I can’t see how this would work. Wouldn’t the UDT-ish approach be to ask an MMEU agent to pick a strategy once, before making any updates? The MMEU agent would choose a strategy that makes it equivalent to a Bayesian agent, as I describe. The characteristic ambiguity-averse behaviour only appears if the agent is allowed to update.
Given a Cartesian boundary between agent and environment, you could make an agent that prefers to have its future actions be those that are prescribed by MMEU, and you’d then get MMEU-like behaviour persisting upon reflection, but I assume this isn’t what you mean since it isn’t UDT-ish at all.
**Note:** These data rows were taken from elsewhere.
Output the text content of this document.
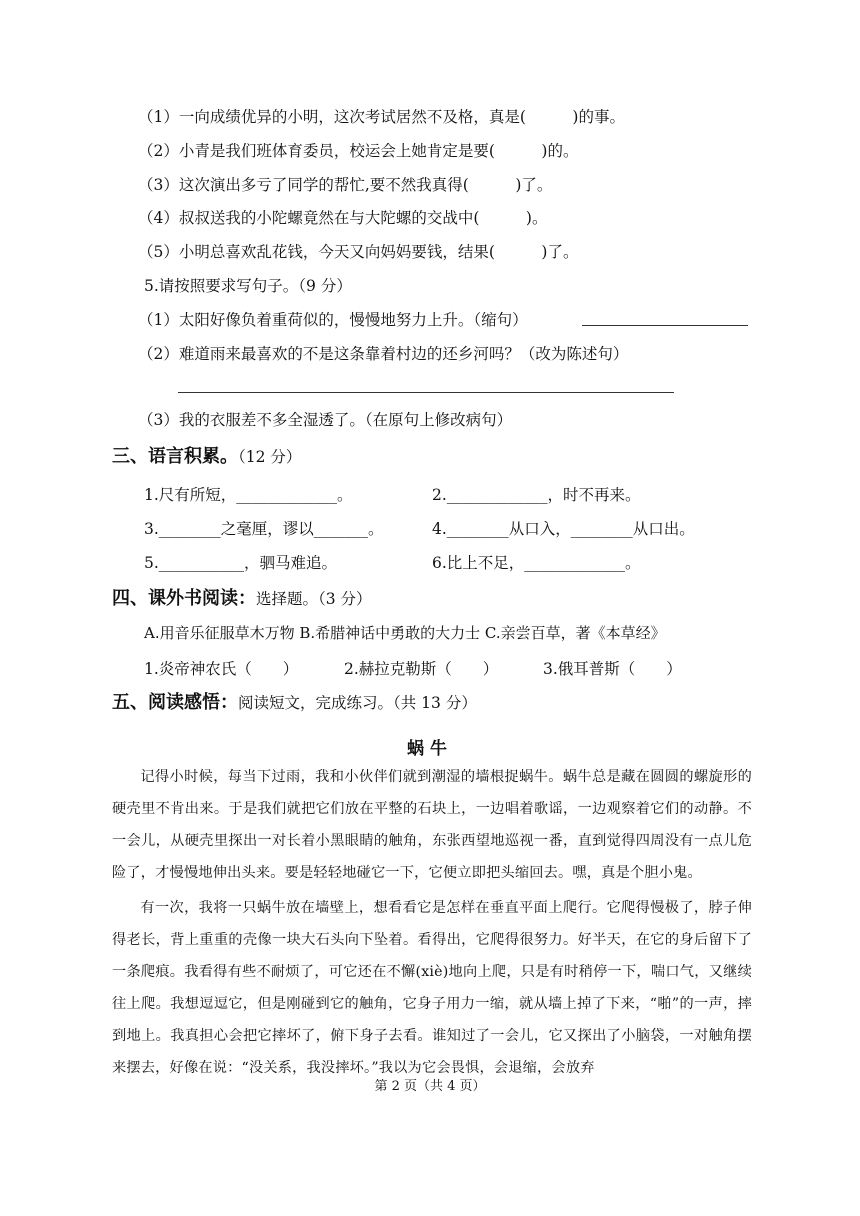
（1）一向成绩优异的小明，这次考试居然不及格，真是(　　　)的事。
（2）小青是我们班体育委员，校运会上她肯定是要(　　　)的。
（3）这次演出多亏了同学的帮忙,要不然我真得(　　　)了。
（4）叔叔送我的小陀螺竟然在与大陀螺的交战中(　　　)。
（5）小明总喜欢乱花钱，今天又向妈妈要钱，结果(　　　)了。
5.请按照要求写句子。（9 分）
（1）太阳好像负着重荷似的，慢慢地努力上升。（缩句）
（2）难道雨来最喜欢的不是这条靠着村边的还乡河吗？（改为陈述句）
（3）我的衣服差不多全湿透了。（在原句上修改病句）
三、语言积累。（12 分）
1.尺有所短，_____________。	2._____________，时不再来。
3.________之毫厘，谬以_______。	4.________从口入，________从口出。
5.___________，驷马难追。	6.比上不足，_____________。
四、课外书阅读：选择题。（3 分）
A.用音乐征服草木万物 B.希腊神话中勇敢的大力士 C.亲尝百草，著《本草经》
1.炎帝神农氏（　　）	2.赫拉克勒斯（　　）	3.俄耳普斯（　　）
五、阅读感悟：阅读短文，完成练习。（共 13 分）
蜗牛
记得小时候，每当下过雨，我和小伙伴们就到潮湿的墙根捉蜗牛。蜗牛总是藏在圆圆的螺旋形的硬壳里不肯出来。于是我们就把它们放在平整的石块上，一边唱着歌谣，一边观察着它们的动静。不一会儿，从硬壳里探出一对长着小黑眼睛的触角，东张西望地巡视一番，直到觉得四周没有一点儿危险了，才慢慢地伸出头来。要是轻轻地碰它一下，它便立即把头缩回去。嘿，真是个胆小鬼。
有一次，我将一只蜗牛放在墙壁上，想看看它是怎样在垂直平面上爬行。它爬得慢极了，脖子伸得老长，背上重重的壳像一块大石头向下坠着。看得出，它爬得很努力。好半天，在它的身后留下了一条爬痕。我看得有些不耐烦了，可它还在不懈(xiè)地向上爬，只是有时稍停一下，喘口气，又继续往上爬。我想逗逗它，但是刚碰到它的触角，它身子用力一缩，就从墙上掉了下来，“啪”的一声，摔到地上。我真担心会把它摔坏了，俯下身子去看。谁知过了一会儿，它又探出了小脑袋，一对触角摆来摆去，好像在说：“没关系，我没摔坏。”我以为它会畏惧，会退缩，会放弃
第 2 页（共 4 页）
Suppose you program a UDT-MMEU agent to care about just one particular world defined by some world program. The world program takes a single bit as input, representing the mysterious coin, and the agent represents uncertainty about this bit using a probability interval. You think that in this world the agent will either be offered only bet 1, or only bet 2, or the world will split into two copies with the agent being offered a different bet in each copy (analogous to your example). You have logical uncertainty as to which is the case, but the UDT-MMEU agent can compute and find out for sure which is the case. (I’m assuming this agent isn’t updateless with regard to logical facts but just computes as many of them as it can before making decisions.) Then UDT-MMEU would reject the bet unless it turns out that the world does split in two.
Unless I made a mistake somewhere, it seems like UDT-MMEU does retain “ambiguity-averse behaviour” and isn’t equivalent to any standard UDT agent, except in the sense that if you did know which version of the bet would be offered in this world, you could design a UDT agent that does the same thing as the UDT-MMEU agent.